Me parece que entre mis colegas hay otro error muy
difundido: el de que la técnica para buscar las ocasiones de la enfermedad y
para eliminar sus manifestaciones mediante esa exploración sería fácil y obvia.
Lo infiero del hecho de que todavía ninguno de los muchos colegas que se
interesan por mi terapia y formulan juicios rotundos acerca de ella me ha
preguntado alguna vez por el modo en que en verdad procedo. Y aun de tiempo en
tiempo me entero con asombro de que en esta o aquella división de un hospital,
un joven médico recibió de su jefe el encargo de aplicar un «psicoanálisis» a
una histérica, Estoy convencido de que no se dejaría en sus manos el examen de
un tumor extirpado sin haberse asegurado previamente de que está familiarizado
con la técnica histológica. También me llegan noticias de que este o estotro
colega organiza sesiones con un paciente a fin de hacerle una cura psíquica,
cuando yo estoy seguro de que no conoce la técnica de una cura de esa clase.

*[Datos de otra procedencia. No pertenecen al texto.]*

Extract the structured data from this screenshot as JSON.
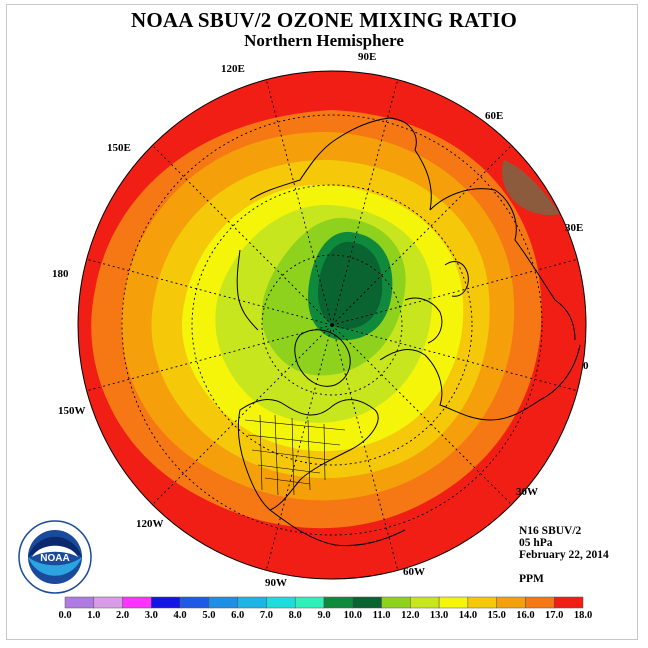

Espera, sin duda, que el enfermo le franquee sus secretos, o busca la curación
en algún tipo de confesión o de confidencia. No me asombraría que un enfermo
así tratado extrajera más perjuicios que beneficios. En efecto, el instrumento anímico
no es fácil de tocar. A raíz de esto no puedo menos que acordarme de lo que
dijo un neurótico mundialmente famoso, que por cierto jamás estuvo bajo
tratamiento médico, pues vivió sólo en la fantasía de un dramaturgo. Aludo al
príncipe Hamlet, de Dinamarca. El rey envía a dos cortesanos, Rosenkrantz y
Guildenstern, para que lo espíen, le arranquen el secreto de su desazón. Él se
defiende; aparecen unas flautas en el escenario. Hamlet toma una y pide a uno
de sus martirizadores que toque en ella; es, dice, tan fácil como mentir. El
cortesano se rehúsa, pues no sabe tocar nada; y como no puede moverlo a que
haga el intento, Hamlet le espeta al fin: « ¡Pues ved ahora qué indigna
criatura hacéis de mí! Querrías tañerme; (...) pretendéis arrancarme hasta el
corazón de mi secreto, extraer desde la nota más grave hasta la más aguda de mi
diapasón; y habiendo tanta música y tanta excelente voz en este pequeño
instrumento, no lográis hacerle hablar. ¡Mil diablos! ¿Pensáis que soy más
fácil de pulsar que una flauta? ¡Tomadme por el instrumento que os plazca, y
por más que me sacudáis no sacaréis de mí sonido alguno!» (acto III, escena 2).